Gli aveva assicurato, mettendosi meglio sotto le coperte e girandosi su un fianco, questa volta, verso di lui. Kokonoi gli aveva sorriso in risposta e, senza chiederglielo, si era messo vicino a lui, lasciandosi stringere dalle braccia di Ran, che aveva ripreso, piano piano, la sua sicurezza dopo quel momento di debolezza.

Si sentiva a suo agio nell’aver visto e sentito che Kokonoi era fragile tanto quanto lui e il suo cuore si era alleggerito.

Tutti nella Bonten mentivano, tutti dicevano di stare bene e di essere forti.

La realtà era però che neanche lui che aveva Rindou e Rindou che aveva lui stavano bene, non c’era nulla che li facesse stare bene e non era nemmeno quel privilegio di non essere soli a farli vivere meglio.

La loro era una vita scoordinata, senza senso, che avrebbe portato solo alla morte, ma andava bene così, loro tutti l’avevano scelta non riuscendo a trovare in altre realtà che non fossero quella.

Eppure Ran voleva darsela una possibilità.
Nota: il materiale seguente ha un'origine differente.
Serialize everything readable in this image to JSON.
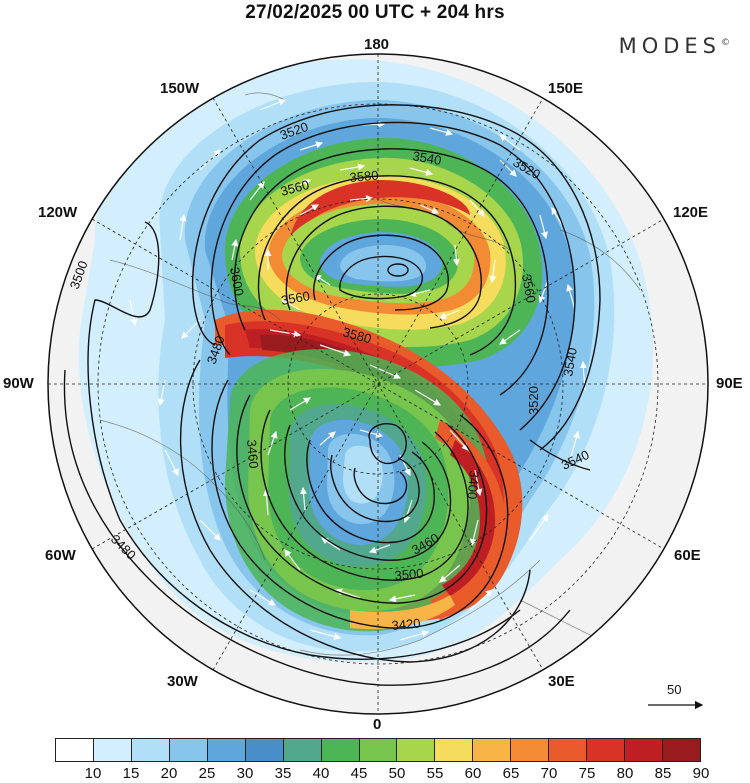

Voleva darla a Rindou, suo fratello di sangue e con il quale condivideva i ricordi, il dolore, la sofferenza, il tatuaggio e le cicatrici che non si vedevano ad occhio nudo, troppe profonde per chiudersi.

Voleva darla a Kakucho che aveva perso Izana e non aveva più una strada da percorrere, porgendogli la mano.

E ora voleva darla anche a Kokonoi, devastato mentalmente, incapace di distinguere il bene dal male, accecato dai soldi di cui sentiva il bisogno perché erano l’unica cosa, infondo, che lo facevano stare bene. Voleva diventare anche lui, non ragione principale, ma motivo per farlo stare bene, motivo di distrazione, di pausa dalla velocità a cui andava la loro vita; un treno in corsa nel quale Ran poteva essere un vagone tranquillo e vuoto.

Ran voleva questo.

Non poteva impedire che Kokonoi soffrisse, perché quello era impossibile, non solo perché umanamente irrealizzabile, in quanto l’uomo è destinato a soffrire, ma perché lui stesso non era in grado di evitarselo, quindi figurarsi agli altri.

Ma poteva accontentarsi, in cuor suo, di alleviare il più possibile quel dolore, per permettere a Kokonoi di riemergere dall’oceano di dolore e preoccupazioni in cui stava in apnea, per riprendere fiato ogni volta che lo necessitasse.